A exortação dorida e firme, feita a seu tempo pelo meu Predecessor, com vista ao Ano Santo de 1975, continua válida ainda no momento actual. Para se obter a superação dos conflitos e fazer com que as normais tensões não resultem nocivas para a unidade da Igreja, é preciso que todos nos confrontemos com a Palavra de Deus e, postas de parte as próprias maneiras de ver subjectivas, procuremos a verdade onde ela se encontra, ou seja, na mesma Palavra divina e na interpretação autêntica que dela nos dá o Magistério da Igreja. Sob esta luz, a escuta recíproca, o respeito e a abstenção de todo o juízo apressado, a paciência, a capacidade de evitar que a fé, que une, seja subordinada as opiniões, as modas e as opções ideológicas, que dividem, são outras tantas qualidades de um diálogo que, no interior da Igreja, deve ser assíduo, cheio de boa vontade e sincero. E é claro que não o seria, nem se tornaria num factor de reconciliação, sem a atenção ao Magistério e a aceitação do mesmo.

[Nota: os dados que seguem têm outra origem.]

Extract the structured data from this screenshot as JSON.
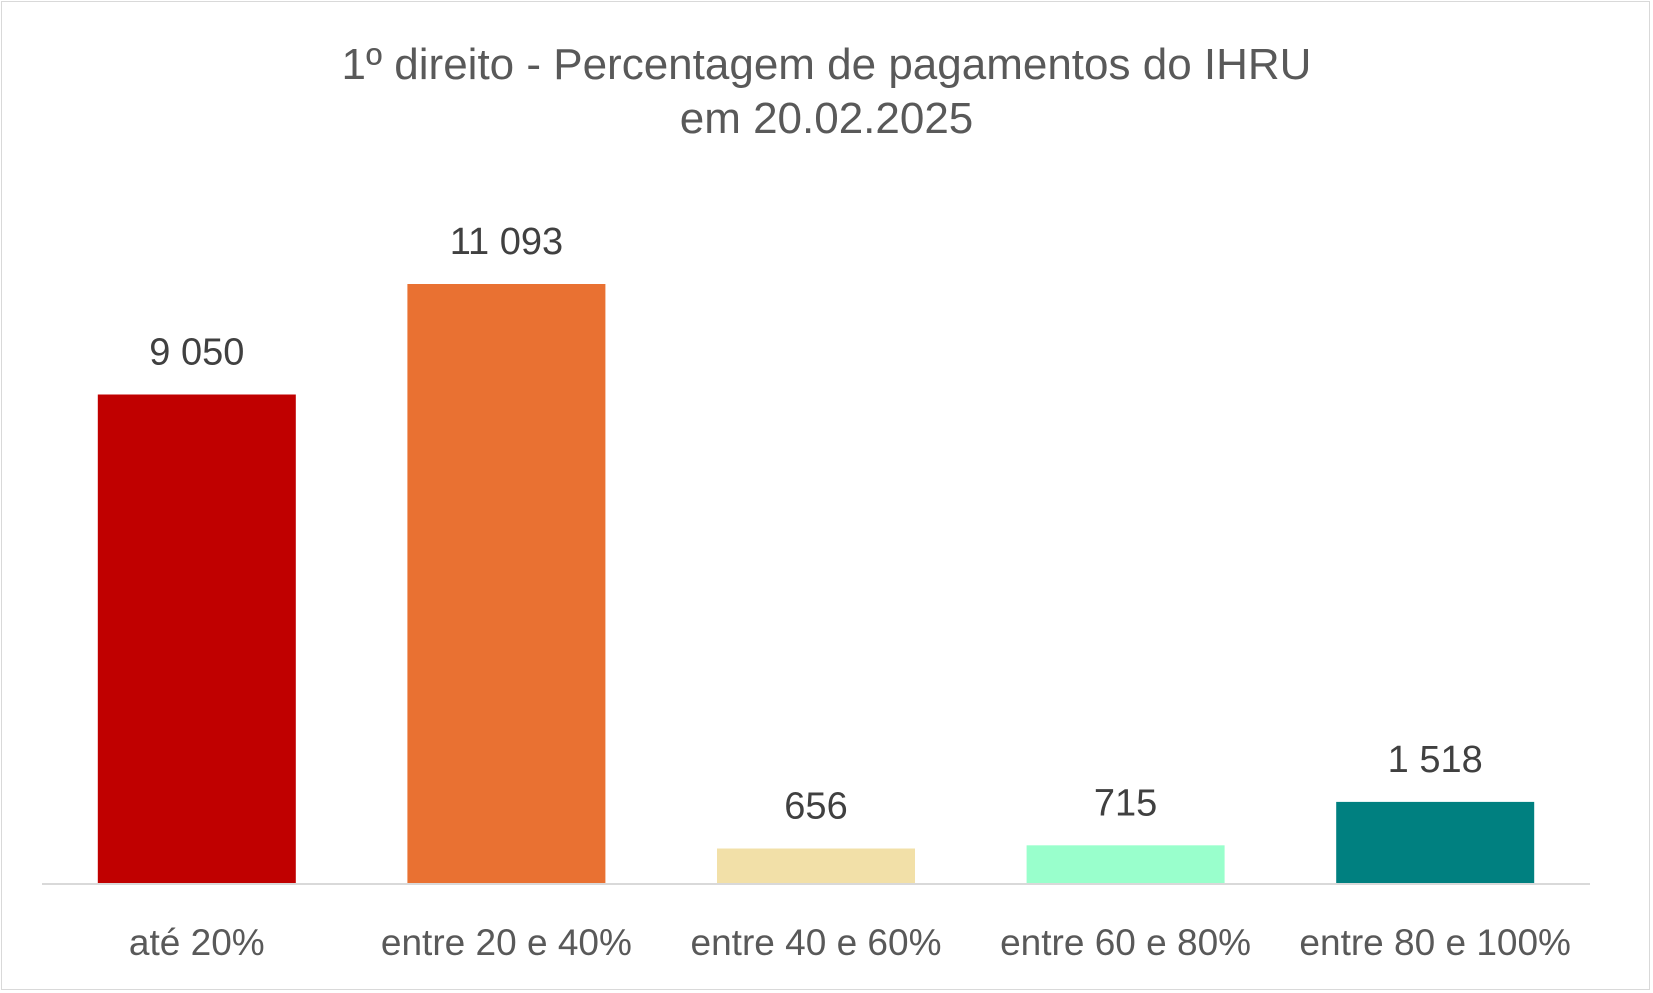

Aplicada deste modo, efectivamente, na busca da sua própria comunhão interna, a Igreja católica pode dirigir o apelo à reconciliação - como de há tempos já vem fazendo - as outras Igrejas com as quais não se verifica plena comunhão, bem como as outras religiões e até mesmo a quem simplesmente procura Deus com coração sincero.

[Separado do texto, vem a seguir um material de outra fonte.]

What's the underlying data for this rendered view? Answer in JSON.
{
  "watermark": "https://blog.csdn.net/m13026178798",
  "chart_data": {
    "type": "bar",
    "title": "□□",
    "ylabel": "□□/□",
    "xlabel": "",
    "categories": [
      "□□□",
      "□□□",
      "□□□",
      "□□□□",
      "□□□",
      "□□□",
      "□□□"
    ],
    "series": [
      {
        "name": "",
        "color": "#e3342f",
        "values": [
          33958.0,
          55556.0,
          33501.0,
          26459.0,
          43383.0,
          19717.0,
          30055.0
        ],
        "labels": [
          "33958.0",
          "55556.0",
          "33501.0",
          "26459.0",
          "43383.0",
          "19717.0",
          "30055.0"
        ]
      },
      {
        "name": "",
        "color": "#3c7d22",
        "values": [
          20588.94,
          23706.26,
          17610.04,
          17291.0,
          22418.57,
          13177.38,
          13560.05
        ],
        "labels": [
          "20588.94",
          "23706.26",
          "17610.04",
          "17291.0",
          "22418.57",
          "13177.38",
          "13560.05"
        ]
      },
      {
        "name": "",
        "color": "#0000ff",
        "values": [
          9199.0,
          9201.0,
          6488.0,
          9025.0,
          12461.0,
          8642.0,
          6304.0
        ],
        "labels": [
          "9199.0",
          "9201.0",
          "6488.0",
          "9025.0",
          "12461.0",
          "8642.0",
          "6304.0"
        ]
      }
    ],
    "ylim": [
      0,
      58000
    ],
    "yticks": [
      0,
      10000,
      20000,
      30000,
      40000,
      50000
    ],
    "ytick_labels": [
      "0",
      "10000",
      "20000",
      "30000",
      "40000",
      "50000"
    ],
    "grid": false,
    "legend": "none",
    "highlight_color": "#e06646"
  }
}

À luz do Concílio e do Magistério dos meus Predecessores, cuja preciosa herança recebi e me esforço por conservar e pôr em actuação, posso afirmar que a Igreja católica, com todas as suas componentes, se empenha com lealdade no diálogo ecuménico, sem optimismos fáceis, mas também sem desalento e sem hesitações ou perdas de tempo. As regras fundamentais que ela procura seguir nesse diálogo são: por um lado, a persuasão de que somente um ecumenismo espiritual — ou seja, fundado na oração comum e na comum docilidade ao único Senhor — permitirá corresponder sincera e seriamente as outras exigências da acção ecuménica; e, por outro lado, a convicção de que um certo irenismo em matéria doutrinal e sobretudo dogmática, poderia talvez levar a um a forma de convivência superficial e não duradoura, mas nunca àquela comunhão profunda e estável que todos desejamos. Chegar-se-á a esta comunhão, no momento em que a divina Providência quiser; mas para se chegar lá, a Igreja católica, pelo que lhe diz respeito, sabe que deve estar aberta e sensível a todos «os valores verdadeiramente cristãos, que promanam do património comum e se encontram também entre os irmãos de nós separados»; mas sabe igualmente que deve colocar na base de um diálogo leal e construtivo a clareza na posição dos problemas, a fidelidade e a coerência com a fé transmitida e definida na esteira da tradição perene pelo seu Magistério. Apesar da ameaça dum aparente derrotismo e malgrado a inevitável lentidão que a inconsideração não poderá nunca corrigir, a Igreja católica continua a procurar com todos os outros Irmãos cristãos as vias da unidade, e com os seguidores das outras religiões um diálogo sincero. Que este diálogo inter-religioso possa fazer chegar pelo menos à superação das atitudes de hostilidade, de desconfiança, de mútua condenação e quiçá de mútuas invectivas. Nisto está uma condição preliminar para que possamos encontrar-nos pelo menos na fé num Deus único e na certeza da vida eterna para a alma imortal. Que o Senhor faça, em particular, com que o diálogo ecuménico leve a uma sincera reconciliação centralizada em tudo aquilo que já possamos ter em comum com as outras Igrejas cristãs: a fé em Jesus Cristo, Filho de Deus feito homem, Salvador e Senhor, a escuta da Palavra, o estudo da Revelação e o sacramento da Baptismo.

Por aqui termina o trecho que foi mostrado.